“What do you mean?” asked Hunt. “They haven’t gone back to the desert?”
“Not on your life. They’ve been prospecting where they prospected twenty years ago. Or that’s what I figger. Just at dawn, after we let off those shots that started the dam-busting, I spied ’em prowling around up there on the side of the canyon. Reckless as kids, those old tykes are. Might another slip come ’most any time.”
“Oh!” said Betty, “I hope you did not leave them in danger, Joe.”
“If they were, I couldn’t help ’em,” Hurley replied. “You can’t influence those old desert rats any more than you could lead an iron horse to drink. No, sir! Steve and Andy were up there on a shelf that was uncovered by the last slip, a-holding hands and ghost-dancing like a couple of Piute Injuns. Acted plumb crazy.
“They must have swum the West Fork to get there. And I bet they didn’t go together. But when they got up there and saw the way open——”
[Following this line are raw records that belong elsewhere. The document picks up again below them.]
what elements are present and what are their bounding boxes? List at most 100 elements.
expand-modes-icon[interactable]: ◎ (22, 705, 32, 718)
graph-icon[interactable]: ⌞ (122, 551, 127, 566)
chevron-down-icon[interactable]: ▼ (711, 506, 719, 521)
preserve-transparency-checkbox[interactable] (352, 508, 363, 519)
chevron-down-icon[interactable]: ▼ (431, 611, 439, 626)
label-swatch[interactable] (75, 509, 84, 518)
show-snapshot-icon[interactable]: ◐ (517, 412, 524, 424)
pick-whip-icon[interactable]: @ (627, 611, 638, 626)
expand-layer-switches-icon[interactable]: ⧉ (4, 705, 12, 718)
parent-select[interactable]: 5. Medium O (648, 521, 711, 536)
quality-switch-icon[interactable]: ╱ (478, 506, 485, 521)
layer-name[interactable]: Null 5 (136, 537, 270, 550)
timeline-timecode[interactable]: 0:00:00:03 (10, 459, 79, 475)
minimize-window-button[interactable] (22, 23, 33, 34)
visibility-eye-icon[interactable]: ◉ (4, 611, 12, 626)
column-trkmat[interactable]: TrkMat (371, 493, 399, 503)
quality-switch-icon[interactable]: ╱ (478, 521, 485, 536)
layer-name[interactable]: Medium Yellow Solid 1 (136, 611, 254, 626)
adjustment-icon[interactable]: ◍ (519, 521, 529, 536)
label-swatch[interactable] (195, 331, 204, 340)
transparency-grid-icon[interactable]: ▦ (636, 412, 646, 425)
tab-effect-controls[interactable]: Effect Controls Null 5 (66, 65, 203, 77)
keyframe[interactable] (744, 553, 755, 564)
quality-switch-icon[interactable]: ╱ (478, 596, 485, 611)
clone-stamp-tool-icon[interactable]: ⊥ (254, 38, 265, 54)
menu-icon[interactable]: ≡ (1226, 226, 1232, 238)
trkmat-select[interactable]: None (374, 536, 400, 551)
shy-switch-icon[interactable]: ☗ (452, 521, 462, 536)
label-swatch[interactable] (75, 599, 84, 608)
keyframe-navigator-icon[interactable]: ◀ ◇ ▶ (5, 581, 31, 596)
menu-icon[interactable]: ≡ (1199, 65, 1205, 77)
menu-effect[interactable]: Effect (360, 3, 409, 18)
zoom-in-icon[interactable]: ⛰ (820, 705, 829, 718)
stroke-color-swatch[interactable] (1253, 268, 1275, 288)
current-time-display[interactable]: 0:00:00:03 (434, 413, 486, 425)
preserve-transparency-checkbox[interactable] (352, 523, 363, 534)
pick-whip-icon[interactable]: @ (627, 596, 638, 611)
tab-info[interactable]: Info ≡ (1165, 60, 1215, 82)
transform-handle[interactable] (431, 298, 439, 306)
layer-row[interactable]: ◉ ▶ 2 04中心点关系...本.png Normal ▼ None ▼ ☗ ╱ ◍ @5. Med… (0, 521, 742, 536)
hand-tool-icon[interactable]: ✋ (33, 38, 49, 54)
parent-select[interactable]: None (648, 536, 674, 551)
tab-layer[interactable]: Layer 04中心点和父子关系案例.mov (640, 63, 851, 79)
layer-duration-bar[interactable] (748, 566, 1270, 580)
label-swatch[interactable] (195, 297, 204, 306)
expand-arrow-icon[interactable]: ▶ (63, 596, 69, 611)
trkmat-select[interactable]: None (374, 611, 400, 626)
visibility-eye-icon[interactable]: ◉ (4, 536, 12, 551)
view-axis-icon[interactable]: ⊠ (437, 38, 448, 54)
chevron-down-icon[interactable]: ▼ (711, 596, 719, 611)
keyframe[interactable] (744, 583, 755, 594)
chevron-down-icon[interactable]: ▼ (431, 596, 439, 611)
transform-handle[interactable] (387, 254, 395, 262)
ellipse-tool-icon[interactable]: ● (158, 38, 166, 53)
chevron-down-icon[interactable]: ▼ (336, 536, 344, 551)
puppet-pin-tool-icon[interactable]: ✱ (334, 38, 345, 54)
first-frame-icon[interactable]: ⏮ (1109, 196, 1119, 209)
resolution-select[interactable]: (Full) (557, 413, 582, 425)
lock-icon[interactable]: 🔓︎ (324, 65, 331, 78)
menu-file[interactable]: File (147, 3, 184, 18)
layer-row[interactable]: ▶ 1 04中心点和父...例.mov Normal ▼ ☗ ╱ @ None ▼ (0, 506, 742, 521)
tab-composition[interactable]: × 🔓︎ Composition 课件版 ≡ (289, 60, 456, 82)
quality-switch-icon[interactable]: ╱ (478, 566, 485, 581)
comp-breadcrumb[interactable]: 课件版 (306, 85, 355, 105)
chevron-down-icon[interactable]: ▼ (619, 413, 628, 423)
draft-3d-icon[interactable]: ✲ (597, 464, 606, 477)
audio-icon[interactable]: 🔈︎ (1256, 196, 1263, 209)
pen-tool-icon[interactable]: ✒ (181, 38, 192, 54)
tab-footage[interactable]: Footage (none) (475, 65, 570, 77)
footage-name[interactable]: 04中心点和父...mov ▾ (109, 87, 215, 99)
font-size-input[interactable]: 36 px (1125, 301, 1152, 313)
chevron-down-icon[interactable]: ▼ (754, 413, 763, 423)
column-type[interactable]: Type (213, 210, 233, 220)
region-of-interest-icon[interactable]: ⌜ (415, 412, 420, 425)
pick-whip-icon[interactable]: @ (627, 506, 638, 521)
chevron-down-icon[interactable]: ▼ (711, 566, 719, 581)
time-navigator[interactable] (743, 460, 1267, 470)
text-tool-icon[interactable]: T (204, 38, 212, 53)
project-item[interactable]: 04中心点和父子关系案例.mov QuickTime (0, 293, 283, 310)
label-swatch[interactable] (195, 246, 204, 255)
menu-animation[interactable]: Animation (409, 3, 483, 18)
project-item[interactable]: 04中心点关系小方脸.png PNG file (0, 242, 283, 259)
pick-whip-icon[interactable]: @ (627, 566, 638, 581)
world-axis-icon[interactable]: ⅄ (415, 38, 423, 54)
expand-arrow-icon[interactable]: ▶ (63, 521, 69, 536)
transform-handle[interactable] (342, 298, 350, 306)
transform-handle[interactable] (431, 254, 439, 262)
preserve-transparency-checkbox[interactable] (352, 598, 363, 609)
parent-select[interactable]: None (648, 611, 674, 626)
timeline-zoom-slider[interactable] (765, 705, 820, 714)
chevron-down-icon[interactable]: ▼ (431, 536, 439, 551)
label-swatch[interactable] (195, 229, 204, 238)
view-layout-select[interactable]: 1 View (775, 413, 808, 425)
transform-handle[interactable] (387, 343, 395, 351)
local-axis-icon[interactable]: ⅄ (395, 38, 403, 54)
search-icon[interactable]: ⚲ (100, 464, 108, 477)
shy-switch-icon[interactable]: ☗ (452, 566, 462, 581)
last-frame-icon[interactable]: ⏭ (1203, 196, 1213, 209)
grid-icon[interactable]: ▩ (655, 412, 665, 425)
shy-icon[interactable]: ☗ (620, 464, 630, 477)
“To what?” interrupted Nell. “You haven’t told us what they found.”
“That’s so,” chuckled Joe. “They’ve found something all right. I reckon Steve and Andy can’t be fooled when it comes to ‘color.’ They certainly have made a ten-strike. Steve shouted down to me that the slip had uncovered the mother lode. Of course, they are claiming everything in sight. Got their claims staked out, and if it’s really a sure-enough find I expect there will be a small stampede to that side of the canyon. There’s gold all through those cliffs. This is a gold country. Some day they’ll find out how to work the Topaz Desert as a paying proposition. The wash from these headlands and the canyon sides has been carried out into the desert by the Runaway for a couple of million years—more or less.”
“Anyway,” said Nell, her eyes sparkling, “the old-timers are going to be rich at last? How fine!”
“It may only be a pocket—or a broken lead. But I wish ’em both millionaires. Me, I’ll stick to the Great Hope a while longer.” He looked at Betty. “I am a great feller for sticking to a thing.”